Zu Beginn der Verhandlung hatte Me Vogel Bilder von dem französischen Schauspieler Jacques Villeret gezeigt und die Ähnlichkeit mit Jos Steil hervorgehoben. Die belgische Zeugin Anne-Marie Van den Broeck hatte am Dienstag erklärt, der „Guetteur“ beim Kasematten-Anschlag habe eine starke Ähnlichkeit mit Villeret gehabt. Obwohl die Ähnlichkeit von Steil und Villeret – auf den nicht datierten Bildern – nicht von der Hand zu weisen ist, hat sich die Zeugin bei ihrer Aussage womöglich geirrt. In allen bisherigen Anhörungen hatte sie nämlich nicht von Villeret gesprochen, sondern von Jacques Dénis im Film „L'horloger de St. Paul“.

Anschließend erklärte Albert Feiereisen, der Ex-Waffenmeister der Gendarmerie, im Zeugenstand von seiner Ausbildung zum Bombenentschärfer. Dabei habe man auch gelernt, Bomben zu bauen. Dies sei von Bedeutung gewesen, um die Zündmechanismen kennenzulernen und sie dann entschärfen zu können. Die Zündmechanismen bei den Bommeleeër-Anschlägen sei stets sehr einfach gewesen – das sowohl bei den pyrotechnischen wie auch bei den elektrischen Zündungen.

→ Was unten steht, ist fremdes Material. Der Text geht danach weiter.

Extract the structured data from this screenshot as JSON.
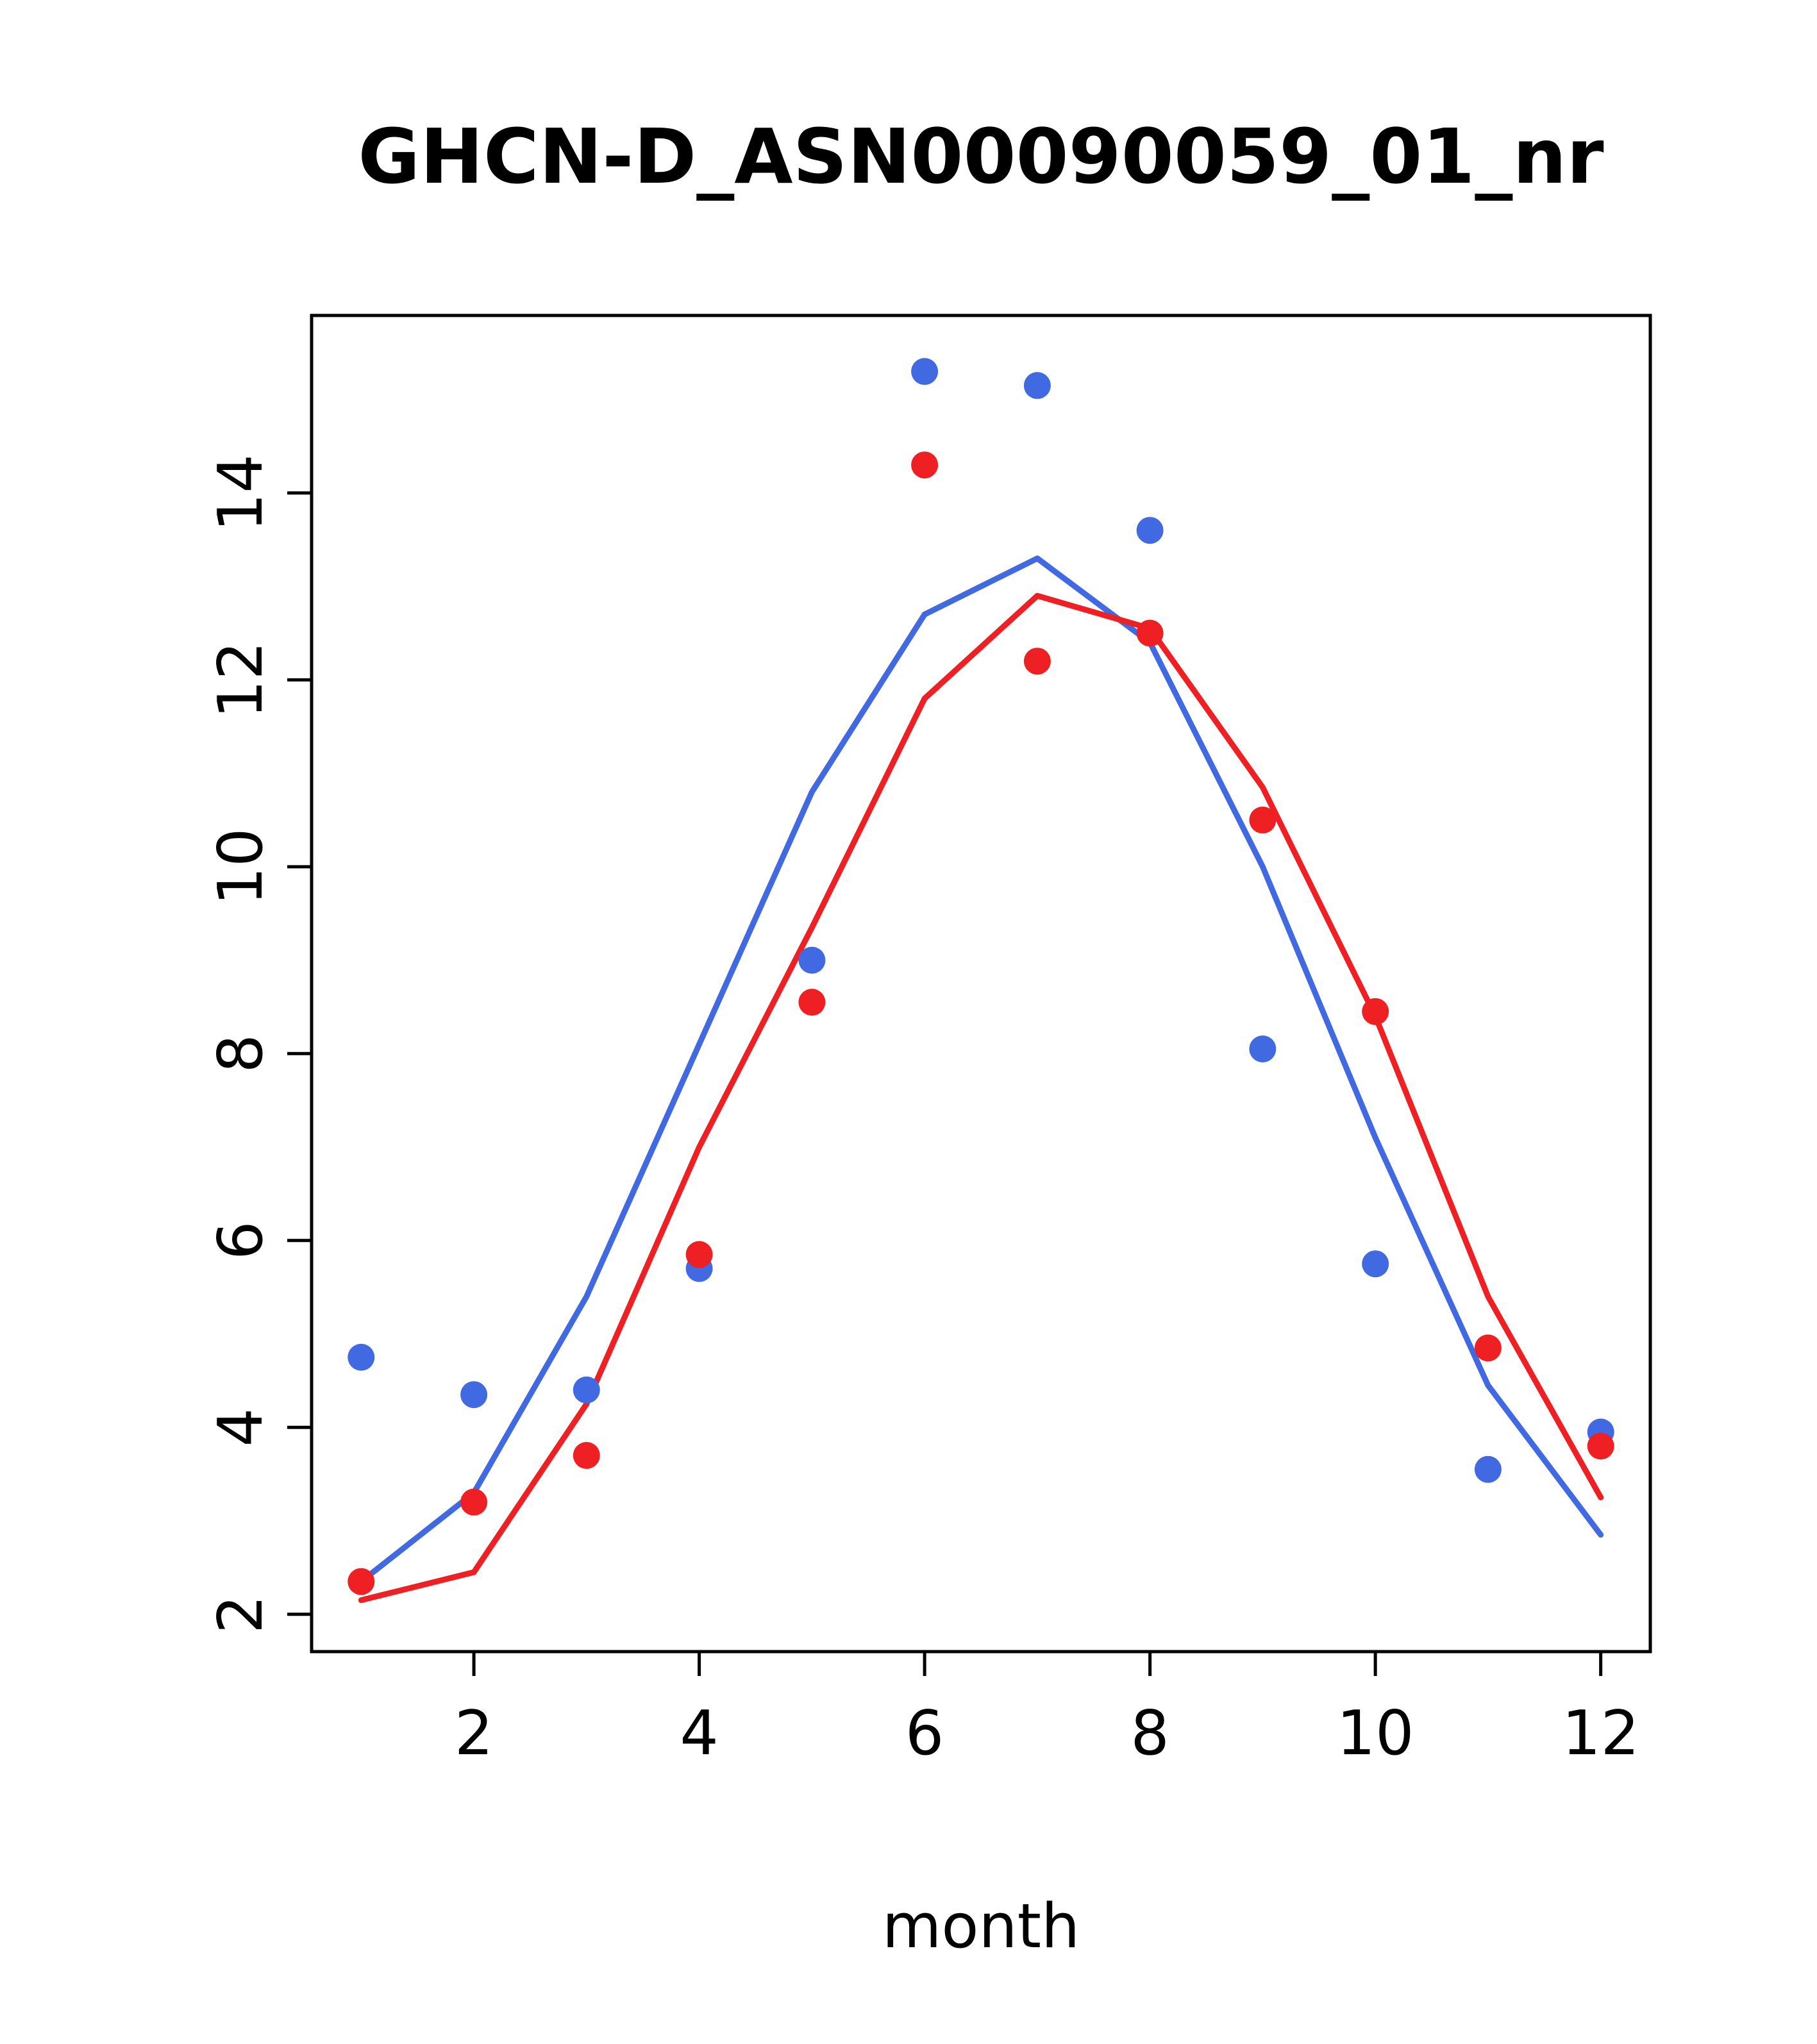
{
  "title": "GHCN-D_ASN00090059_01_nr",
  "chart_data": {
    "type": "scatter",
    "title": "GHCN-D_ASN00090059_01_nr",
    "xlabel": "month",
    "ylabel": "",
    "x": [
      1,
      2,
      3,
      4,
      5,
      6,
      7,
      8,
      9,
      10,
      11,
      12
    ],
    "xlim": [
      0.56,
      12.44
    ],
    "ylim": [
      1.6,
      15.9
    ],
    "xticks": [
      2,
      4,
      6,
      8,
      10,
      12
    ],
    "yticks": [
      2,
      4,
      6,
      8,
      10,
      12,
      14
    ],
    "grid": false,
    "legend": "none",
    "colors": {
      "blue": "#4169E1",
      "red": "#EE2024",
      "axis": "#000000",
      "background": "#ffffff"
    },
    "series": [
      {
        "name": "line-blue",
        "kind": "line",
        "color": "#4169E1",
        "values": [
          2.35,
          3.3,
          5.4,
          8.1,
          10.8,
          12.7,
          13.3,
          12.4,
          10.0,
          7.1,
          4.45,
          2.85
        ]
      },
      {
        "name": "line-red",
        "kind": "line",
        "color": "#EE2024",
        "values": [
          2.15,
          2.45,
          4.25,
          7.0,
          9.35,
          11.8,
          12.9,
          12.55,
          10.85,
          8.4,
          5.4,
          3.25
        ]
      },
      {
        "name": "points-blue",
        "kind": "points",
        "color": "#4169E1",
        "values": [
          4.75,
          4.35,
          4.4,
          5.7,
          9.0,
          15.3,
          15.15,
          13.6,
          8.05,
          5.75,
          3.55,
          3.95
        ]
      },
      {
        "name": "points-red",
        "kind": "points",
        "color": "#EE2024",
        "values": [
          2.35,
          3.2,
          3.7,
          5.85,
          8.55,
          14.3,
          12.2,
          12.5,
          10.5,
          8.45,
          4.85,
          3.8
        ]
      }
    ]
  }
}
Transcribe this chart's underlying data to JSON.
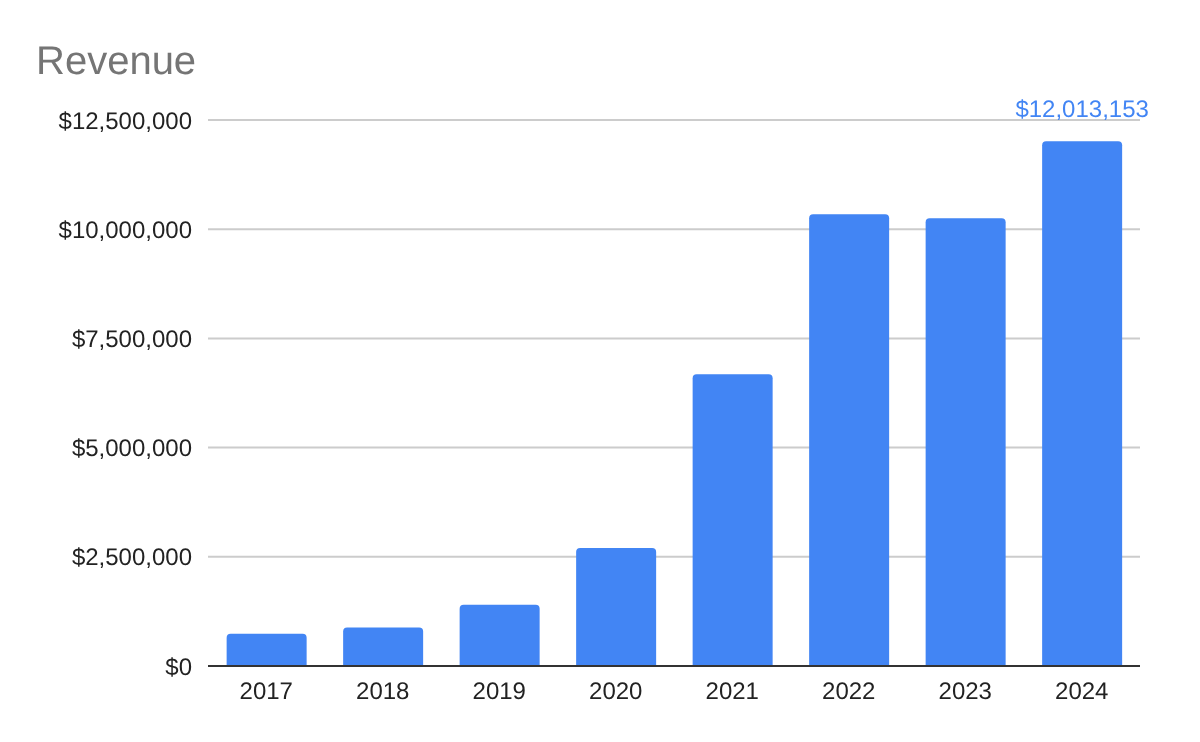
{
  "chart_data": {
    "type": "bar",
    "title": "Revenue",
    "categories": [
      "2017",
      "2018",
      "2019",
      "2020",
      "2021",
      "2022",
      "2023",
      "2024"
    ],
    "values": [
      740000,
      880000,
      1400000,
      2700000,
      6680000,
      10340000,
      10250000,
      12013153
    ],
    "value_labels": [
      null,
      null,
      null,
      null,
      null,
      null,
      null,
      "$12,013,153"
    ],
    "color": "#4285f4",
    "ylim": [
      0,
      12500000
    ],
    "yticks": [
      {
        "value": 0,
        "label": "$0"
      },
      {
        "value": 2500000,
        "label": "$2,500,000"
      },
      {
        "value": 5000000,
        "label": "$5,000,000"
      },
      {
        "value": 7500000,
        "label": "$7,500,000"
      },
      {
        "value": 10000000,
        "label": "$10,000,000"
      },
      {
        "value": 12500000,
        "label": "$12,500,000"
      }
    ],
    "grid": "y"
  }
}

Seiner Auffassung nach könnten sich die Täter das notwendige Fachwissen in einschlägiger Literatur angelesen haben.

Der Quecksilberschalter in der präparierten Taschenlampe vom Findel-Anschlag sei eine Ausnahme. „Dat ass schonn eng riskéiert Saach“, betonte er. „Ech hätt dat net gemaach. Do huet ee missen déi richteg Kenntnisser hunn“. Die vorsitzende Richterin warf die Frage auf, ob es denn möglich wäre, dass die Taschenlampe erst am Tag nach der Sprengung platziert wurde. Möglich wärs, meinte Feiereisen.

  • Am Donnerstag sind fünf Zeugen vorgeladen: Albert Peiffer, Théo Arensdorff, André Glodt, Georges Kill und Jean-Mathias Goerens.